Tentou-se explicar, admitindo que os ramos profundos da sílvica se encontravam numa direcção quase rectilínea com a própria direcção da carótida. Assim, a propagação da onda pulsátil vinda da aorta, far-se-ia ao longo da carótida e atingiria mais directamente êstes ramos profundos e proximais da média, os quais sofreriam, com mais intensidade do que a restante circulação cerebral, as variações da tensão cerebral. Na realidade, existem objecções fundamentais e incontestáveis de tal doutrina. São elas, principalmente, a circunstância de que as hemorragias cerebrais ocorridas em estados mórbidos não acompanhados de hipertensão, se dão na mesma região; é o que sucede com as hemorragias cerebrais dos envenenamentos pelo óxido de carbono, pelo ácido cianídrico e pela morfina.

Uma explicação puramente mecânica não serve para as hemorragias dêste tipo especial, nas quais não existem variações da tensão arterial. Também aqui a Medicina experimental forneceu os dados necessários para explicar o fenómeno permitindo admitir que a sede da hemorragia cerebral está possivelmente em relação com a avidez da referida zona para o oxigénio.

Realmente, estudos feitos pela técnica de Barcroft Warburg permitiram ver que, sendo o cérebro o órgão que mais oxigênio consome no organismo, é a sua substância cinzenta a parte que, por sua vez, mais oxigénio necessita dentro da substância cerebral.

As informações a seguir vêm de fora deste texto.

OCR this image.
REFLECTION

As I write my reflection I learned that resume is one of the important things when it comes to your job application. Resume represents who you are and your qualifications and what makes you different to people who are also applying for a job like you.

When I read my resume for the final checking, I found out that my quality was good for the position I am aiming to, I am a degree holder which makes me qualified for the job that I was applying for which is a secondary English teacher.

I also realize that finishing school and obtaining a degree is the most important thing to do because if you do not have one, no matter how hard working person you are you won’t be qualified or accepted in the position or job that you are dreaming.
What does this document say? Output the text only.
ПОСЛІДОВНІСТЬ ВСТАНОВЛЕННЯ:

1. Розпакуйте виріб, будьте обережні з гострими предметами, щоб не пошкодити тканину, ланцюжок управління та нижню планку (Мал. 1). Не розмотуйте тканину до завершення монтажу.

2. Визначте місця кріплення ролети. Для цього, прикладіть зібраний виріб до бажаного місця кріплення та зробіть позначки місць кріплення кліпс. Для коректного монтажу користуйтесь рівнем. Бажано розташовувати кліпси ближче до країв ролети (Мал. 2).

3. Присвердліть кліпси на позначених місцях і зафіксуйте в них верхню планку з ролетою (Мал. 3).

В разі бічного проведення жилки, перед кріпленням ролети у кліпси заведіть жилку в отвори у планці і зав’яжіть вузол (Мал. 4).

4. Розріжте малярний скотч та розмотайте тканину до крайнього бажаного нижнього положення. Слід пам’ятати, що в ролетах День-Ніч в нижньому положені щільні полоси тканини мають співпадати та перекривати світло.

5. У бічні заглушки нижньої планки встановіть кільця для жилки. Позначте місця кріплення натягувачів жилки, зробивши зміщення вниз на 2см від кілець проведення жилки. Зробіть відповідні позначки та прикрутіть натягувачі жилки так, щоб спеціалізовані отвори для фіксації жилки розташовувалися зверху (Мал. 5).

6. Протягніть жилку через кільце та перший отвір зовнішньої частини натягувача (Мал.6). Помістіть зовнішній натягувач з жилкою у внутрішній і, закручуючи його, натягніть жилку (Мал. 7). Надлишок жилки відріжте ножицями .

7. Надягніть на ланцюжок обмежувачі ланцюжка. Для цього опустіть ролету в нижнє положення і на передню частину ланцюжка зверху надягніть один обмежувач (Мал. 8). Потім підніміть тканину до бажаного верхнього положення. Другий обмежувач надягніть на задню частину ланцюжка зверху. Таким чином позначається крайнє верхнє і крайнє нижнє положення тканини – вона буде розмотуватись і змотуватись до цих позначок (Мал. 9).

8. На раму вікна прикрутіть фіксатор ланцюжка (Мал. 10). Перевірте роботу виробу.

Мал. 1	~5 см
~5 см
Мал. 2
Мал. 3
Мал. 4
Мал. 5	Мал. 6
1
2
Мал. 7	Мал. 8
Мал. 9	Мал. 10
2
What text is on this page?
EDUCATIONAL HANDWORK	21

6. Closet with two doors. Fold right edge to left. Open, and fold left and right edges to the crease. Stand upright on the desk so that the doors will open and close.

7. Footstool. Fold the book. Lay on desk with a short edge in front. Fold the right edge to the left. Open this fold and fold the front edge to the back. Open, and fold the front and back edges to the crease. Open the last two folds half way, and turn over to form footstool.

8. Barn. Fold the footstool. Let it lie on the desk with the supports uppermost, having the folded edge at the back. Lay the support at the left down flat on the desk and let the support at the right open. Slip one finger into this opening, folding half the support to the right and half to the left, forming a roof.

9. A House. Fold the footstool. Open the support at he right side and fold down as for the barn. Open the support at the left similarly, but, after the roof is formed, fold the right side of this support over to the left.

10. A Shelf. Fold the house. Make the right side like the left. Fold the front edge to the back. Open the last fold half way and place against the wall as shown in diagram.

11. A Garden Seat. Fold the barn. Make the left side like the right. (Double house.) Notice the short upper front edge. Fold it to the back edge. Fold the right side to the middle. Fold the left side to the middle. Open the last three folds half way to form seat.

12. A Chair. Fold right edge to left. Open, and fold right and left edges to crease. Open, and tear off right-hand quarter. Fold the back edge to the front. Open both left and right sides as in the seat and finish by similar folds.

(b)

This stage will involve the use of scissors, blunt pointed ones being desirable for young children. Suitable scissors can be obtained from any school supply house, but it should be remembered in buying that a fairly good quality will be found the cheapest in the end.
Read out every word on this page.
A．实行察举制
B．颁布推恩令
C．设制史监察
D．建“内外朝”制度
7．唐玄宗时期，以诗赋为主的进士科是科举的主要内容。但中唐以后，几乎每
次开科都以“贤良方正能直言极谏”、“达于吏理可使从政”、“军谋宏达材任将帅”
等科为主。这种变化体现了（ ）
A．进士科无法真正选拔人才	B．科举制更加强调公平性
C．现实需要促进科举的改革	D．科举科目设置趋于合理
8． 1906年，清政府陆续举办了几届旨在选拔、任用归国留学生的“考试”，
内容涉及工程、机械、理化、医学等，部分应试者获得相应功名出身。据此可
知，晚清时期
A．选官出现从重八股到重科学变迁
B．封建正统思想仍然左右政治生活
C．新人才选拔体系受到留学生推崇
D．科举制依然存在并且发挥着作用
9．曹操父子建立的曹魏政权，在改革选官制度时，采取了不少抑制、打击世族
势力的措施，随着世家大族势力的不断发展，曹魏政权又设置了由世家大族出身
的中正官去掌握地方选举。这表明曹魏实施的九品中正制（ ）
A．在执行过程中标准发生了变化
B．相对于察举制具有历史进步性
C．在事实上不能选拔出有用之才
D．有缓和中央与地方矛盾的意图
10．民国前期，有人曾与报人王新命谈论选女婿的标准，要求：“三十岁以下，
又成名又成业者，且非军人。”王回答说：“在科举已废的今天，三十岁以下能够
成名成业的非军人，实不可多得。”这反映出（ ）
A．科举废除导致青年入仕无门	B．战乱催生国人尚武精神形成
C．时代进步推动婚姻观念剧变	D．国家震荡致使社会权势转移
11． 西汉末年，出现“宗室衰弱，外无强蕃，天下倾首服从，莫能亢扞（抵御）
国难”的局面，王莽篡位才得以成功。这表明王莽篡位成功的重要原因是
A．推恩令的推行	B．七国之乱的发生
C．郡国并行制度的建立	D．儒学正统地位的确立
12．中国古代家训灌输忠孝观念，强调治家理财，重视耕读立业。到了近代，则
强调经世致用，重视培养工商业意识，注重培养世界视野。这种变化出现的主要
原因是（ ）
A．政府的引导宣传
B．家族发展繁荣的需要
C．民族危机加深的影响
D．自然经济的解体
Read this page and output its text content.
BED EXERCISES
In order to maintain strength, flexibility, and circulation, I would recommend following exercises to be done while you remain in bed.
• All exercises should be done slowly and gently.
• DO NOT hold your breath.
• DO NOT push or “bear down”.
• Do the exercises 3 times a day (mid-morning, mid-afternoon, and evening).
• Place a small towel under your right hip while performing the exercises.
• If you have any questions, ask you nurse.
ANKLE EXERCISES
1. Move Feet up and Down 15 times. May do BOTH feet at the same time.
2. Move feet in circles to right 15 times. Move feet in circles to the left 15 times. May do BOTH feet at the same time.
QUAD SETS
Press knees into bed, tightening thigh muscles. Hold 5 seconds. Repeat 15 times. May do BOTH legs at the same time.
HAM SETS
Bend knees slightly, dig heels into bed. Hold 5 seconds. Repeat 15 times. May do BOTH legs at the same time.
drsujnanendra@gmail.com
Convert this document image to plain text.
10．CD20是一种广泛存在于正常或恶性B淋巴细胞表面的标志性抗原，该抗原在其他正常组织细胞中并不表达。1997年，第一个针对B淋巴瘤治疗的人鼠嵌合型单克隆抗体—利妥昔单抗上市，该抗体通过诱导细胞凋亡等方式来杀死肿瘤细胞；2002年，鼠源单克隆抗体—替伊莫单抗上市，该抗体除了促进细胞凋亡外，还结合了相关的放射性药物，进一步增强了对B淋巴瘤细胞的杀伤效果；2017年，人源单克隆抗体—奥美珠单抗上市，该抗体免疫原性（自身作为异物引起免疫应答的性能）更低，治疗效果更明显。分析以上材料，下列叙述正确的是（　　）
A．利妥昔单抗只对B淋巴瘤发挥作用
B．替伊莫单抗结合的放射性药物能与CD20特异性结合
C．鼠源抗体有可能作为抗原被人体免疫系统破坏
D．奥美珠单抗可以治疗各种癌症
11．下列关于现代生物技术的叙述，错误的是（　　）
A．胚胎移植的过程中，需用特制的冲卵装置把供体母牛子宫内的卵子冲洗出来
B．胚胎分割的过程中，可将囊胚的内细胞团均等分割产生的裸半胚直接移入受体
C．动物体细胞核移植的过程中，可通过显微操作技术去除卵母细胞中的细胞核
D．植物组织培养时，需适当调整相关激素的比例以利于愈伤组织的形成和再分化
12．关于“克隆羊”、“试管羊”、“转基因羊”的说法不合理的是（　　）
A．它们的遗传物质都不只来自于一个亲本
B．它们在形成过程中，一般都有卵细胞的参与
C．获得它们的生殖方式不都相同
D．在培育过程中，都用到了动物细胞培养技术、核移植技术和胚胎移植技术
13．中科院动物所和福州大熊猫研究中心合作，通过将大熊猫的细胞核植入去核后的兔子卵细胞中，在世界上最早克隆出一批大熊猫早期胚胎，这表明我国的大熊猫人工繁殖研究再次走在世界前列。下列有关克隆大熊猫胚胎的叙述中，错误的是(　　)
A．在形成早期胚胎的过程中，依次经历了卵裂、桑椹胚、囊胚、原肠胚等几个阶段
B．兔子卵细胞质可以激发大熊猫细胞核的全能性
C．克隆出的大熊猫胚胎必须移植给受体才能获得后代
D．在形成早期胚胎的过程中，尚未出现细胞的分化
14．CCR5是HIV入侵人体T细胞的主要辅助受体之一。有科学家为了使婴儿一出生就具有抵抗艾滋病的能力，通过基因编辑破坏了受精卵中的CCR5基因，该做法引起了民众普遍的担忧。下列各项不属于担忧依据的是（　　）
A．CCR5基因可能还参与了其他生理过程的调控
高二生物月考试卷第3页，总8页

É provável que esta avidez de oxigênio esteja em relação com o conteúdo de ferro existente na referida zona. Em qualquer caso, parece que a explicação da sede habitual e preferencial da hemorragia cerebral não residirá em factôres mecânicos de pressão, mas na avidez de determinada região para o oxigénio circulatorio.

Se, perante os factos referidos, excluímos a hemorragia cerebral resultante duma rotura, tal como pretendia à doutrina clássica, como poderemos conceber então a sua patogenia? Múltiplas são as teorias que têm sido propostas e não seria possível revê-las tôdas.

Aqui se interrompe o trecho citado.